Kerjasama Polri dengan berbagai pihak sesuai
dengan gugus tugas guna mengantisipasi tindak pidana Trafficking
In Person yang diatur dalam
undang-undang pasal 58 ayat 2, kemudian dipertegas oleh Peraturan
Presiden (Perpres) No.69 tahun 2008 tentang Gugus Tugas pencegahan
dan Penanganan Tidak Pidana Perdagangan Orang, yang mempunyai tugas
sebagai lembaga koordinatif yang beranggotakan wakil dari pemerintah,
penegak hukum, organisasi masyarakat, lembaga swadaya masyarakat,
organisasi profesi dan peneliti/akademisi.
Dalam membangun kerjasama Polri dalam gugus tugas diperlukan seorang
pemimpin, baik tingkat atas, menengah maupun bawah. Menurut
Wahjosumidjo (1996:349), dalam praktek organisasi, kata "memimpin"

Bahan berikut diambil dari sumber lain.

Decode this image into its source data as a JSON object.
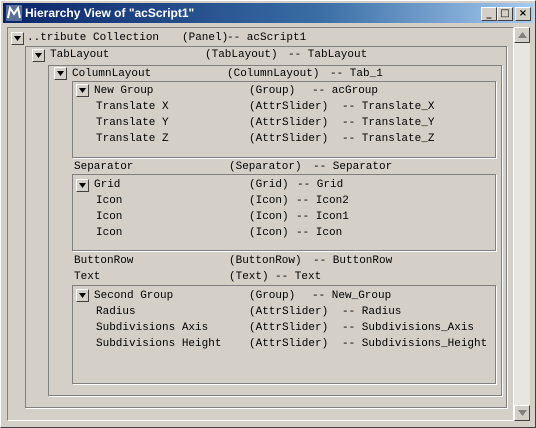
{
  "window": {
    "title": "Hierarchy View of \"acScript1\"",
    "buttons": {
      "minimize": "_",
      "maximize": "□",
      "close": "×"
    }
  },
  "tree": {
    "root": {
      "name": "..tribute Collection",
      "type": "(Panel)",
      "ref": "-- acScript1"
    },
    "tab_layout": {
      "name": "TabLayout",
      "type": "(TabLayout)",
      "ref": "-- TabLayout"
    },
    "column_layout": {
      "name": "ColumnLayout",
      "type": "(ColumnLayout)",
      "ref": "-- Tab_1"
    },
    "new_group": {
      "header": {
        "name": "New Group",
        "type": "(Group)",
        "ref": "-- acGroup"
      },
      "items": [
        {
          "name": "Translate X",
          "type": "(AttrSlider)",
          "ref": "-- Translate_X"
        },
        {
          "name": "Translate Y",
          "type": "(AttrSlider)",
          "ref": "-- Translate_Y"
        },
        {
          "name": "Translate Z",
          "type": "(AttrSlider)",
          "ref": "-- Translate_Z"
        }
      ]
    },
    "separator": {
      "name": "Separator",
      "type": "(Separator)",
      "ref": "-- Separator"
    },
    "grid": {
      "header": {
        "name": "Grid",
        "type": "(Grid)",
        "ref": "-- Grid"
      },
      "items": [
        {
          "name": "Icon",
          "type": "(Icon)",
          "ref": "-- Icon2"
        },
        {
          "name": "Icon",
          "type": "(Icon)",
          "ref": "-- Icon1"
        },
        {
          "name": "Icon",
          "type": "(Icon)",
          "ref": "-- Icon"
        }
      ]
    },
    "button_row": {
      "name": "ButtonRow",
      "type": "(ButtonRow)",
      "ref": "-- ButtonRow"
    },
    "text": {
      "name": "Text",
      "type": "(Text)",
      "ref": "-- Text"
    },
    "second_group": {
      "header": {
        "name": "Second Group",
        "type": "(Group)",
        "ref": "-- New_Group"
      },
      "items": [
        {
          "name": "Radius",
          "type": "(AttrSlider)",
          "ref": "-- Radius"
        },
        {
          "name": "Subdivisions Axis",
          "type": "(AttrSlider)",
          "ref": "-- Subdivisions_Axis"
        },
        {
          "name": "Subdivisions Height",
          "type": "(AttrSlider)",
          "ref": "-- Subdivisions_Height"
        }
      ]
    }
  }
}
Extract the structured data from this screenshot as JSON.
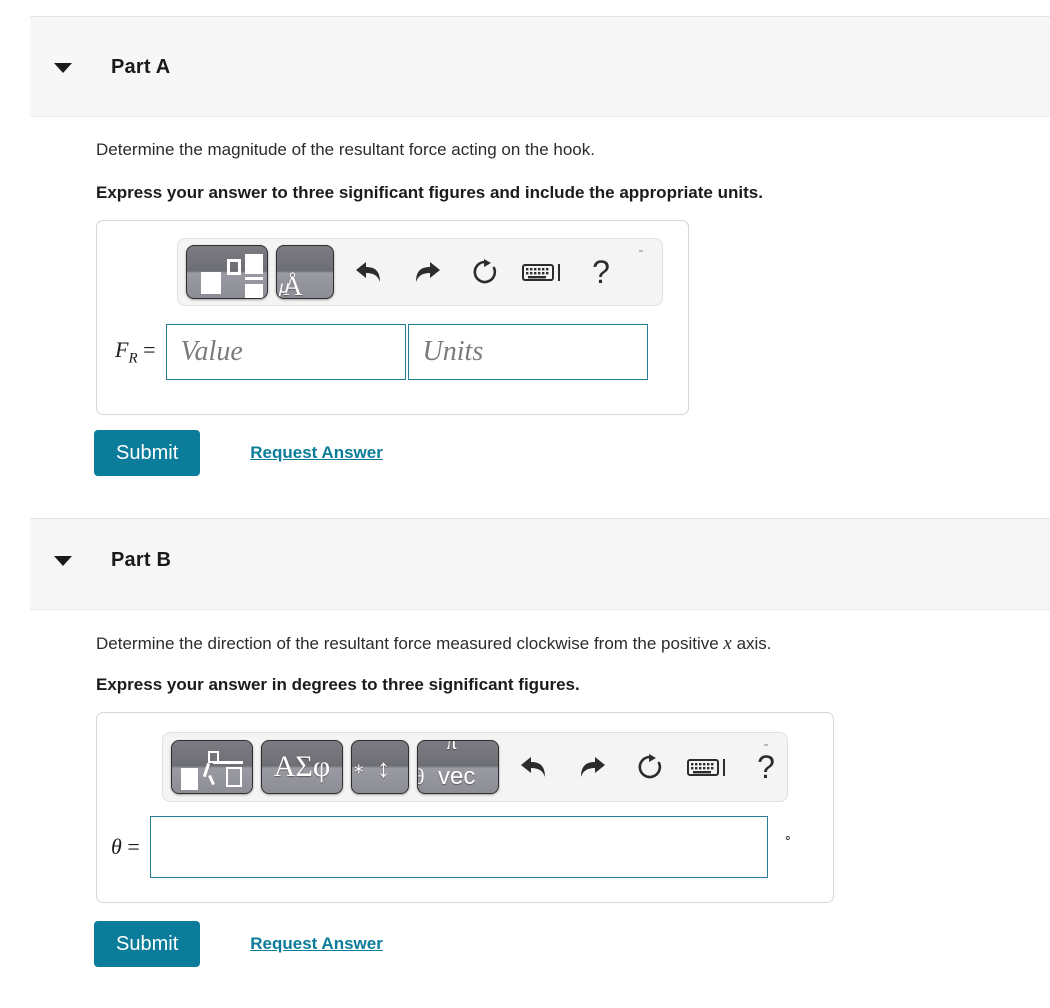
{
  "theme": {
    "accent": "#0b7c99",
    "header_bg": "#f7f7f7",
    "input_border": "#2a7d96",
    "toolbar_bg": "#f4f4f4",
    "key_gray": "#7b7b82"
  },
  "parts": [
    {
      "id": "A",
      "title": "Part A",
      "caret": "caret-down-icon",
      "prompt": "Determine the magnitude of the resultant force acting on the hook.",
      "instruction": "Express your answer to three significant figures and include the appropriate units.",
      "toolbar": {
        "template_keys": [
          {
            "name": "math-template-boxes",
            "glyph": ""
          },
          {
            "name": "math-units-angstrom",
            "glyph": "Å"
          }
        ],
        "commands": [
          {
            "name": "undo-icon",
            "label": "undo"
          },
          {
            "name": "redo-icon",
            "label": "redo"
          },
          {
            "name": "reset-icon",
            "label": "reset"
          },
          {
            "name": "keyboard-icon",
            "label": "keyboard"
          },
          {
            "name": "help-icon",
            "label": "?"
          }
        ]
      },
      "answer": {
        "variable": "F",
        "subscript": "R",
        "equals": "=",
        "value_placeholder": "Value",
        "value_text": "",
        "units_placeholder": "Units",
        "units_text": ""
      },
      "submit_label": "Submit",
      "request_label": "Request Answer"
    },
    {
      "id": "B",
      "title": "Part B",
      "caret": "caret-down-icon",
      "prompt_before": "Determine the direction of the resultant force measured clockwise from the positive ",
      "prompt_var": "x",
      "prompt_after": " axis.",
      "instruction": "Express your answer in degrees to three significant figures.",
      "toolbar": {
        "template_keys": [
          {
            "name": "math-template-radical",
            "glyph": ""
          },
          {
            "name": "greek-symbols-key",
            "glyph": "ΑΣφ"
          },
          {
            "name": "math-operators-key",
            "glyph": "↕"
          },
          {
            "name": "vector-key",
            "glyph": "vec"
          }
        ],
        "commands": [
          {
            "name": "undo-icon",
            "label": "undo"
          },
          {
            "name": "redo-icon",
            "label": "redo"
          },
          {
            "name": "reset-icon",
            "label": "reset"
          },
          {
            "name": "keyboard-icon",
            "label": "keyboard"
          },
          {
            "name": "help-icon",
            "label": "?"
          }
        ]
      },
      "answer": {
        "variable": "θ",
        "equals": "=",
        "value_text": "",
        "value_placeholder": "",
        "unit_suffix": "∘"
      },
      "submit_label": "Submit",
      "request_label": "Request Answer"
    }
  ]
}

mengandung konotasi menggerakkan, mengarahkan, membimbing,
melindungi, membina, memberikan teladan, memberikan dorongan,
memberikan bantuan, dan sebagainya. Betapa banyak variabel arti yang
terkandung dalam kata memimpin, memberikan indikasi betapa luas tugas
dan peranan seorang pemimpin organisasi.
Dan menurut Stephen R. Covey dalam Principle
Centered Leadership, Kepemimpinan
strategis adalah kepemimpinan yang berprinsip, pada : 1). Belajar
terus menerus, mereka membaca, berlatih, dan mendengarkan masukan;
2). Berorientasi pada pelayanan, mereka melihat hidup sebagai suatu
misi dan tidak hanya sebagai suatu karir; 3). Memancarkan energi
positif, mereka optimistis, positif, dan modern; 4). Mempercayai
orang lain, mereka tidak bereaksi berlebihan pada perilaku negatif,
kritik dan kelemahan; 5). Hidup seimbang, mereka memperhatian
keseimbangan jasmani dan rohani, antara yang tradisional dan yang
modern; 6). Melihat hidup sebagai petualangan, mereka menghargai
hidup di luar kenyamanan; 7). Sinergistik, mereka memilih untuk
memfokuskan diri pada kepentingan orang lain dan mampu membina
energi-energi yang dimiliki organisasi; dan 8). Melaksanakan
pembaharuan diri, mereka memiliki karakter yang kuat dan sehat, serta
berdisiplin tinggi.
Adapun upaya membangun kerjasama Polri dalam gugus tugas guna
mengantisipasi tindak pidana trafficking in person dalam rangka
mewujudkan keamanan dalam negeri dapat melalui koordinasi dan
kerjasama yang mencakup pencegahan, perlindungan korban dan
penindakan hukum dengan berdasarkan pada sendi-sendi hubungan
fungsional, saling menghormati, saling membantu, mengutamakan
kepentingan umum, serta memperhatikan hierarki, dengan mengembangkan
asas partisipasi dan subsidiaritas.
Upaya membangun Koordinasi dalam gugus tugas dalam rangka
pencegahan Tindak Pidana Perdagangan Orang (TPPO).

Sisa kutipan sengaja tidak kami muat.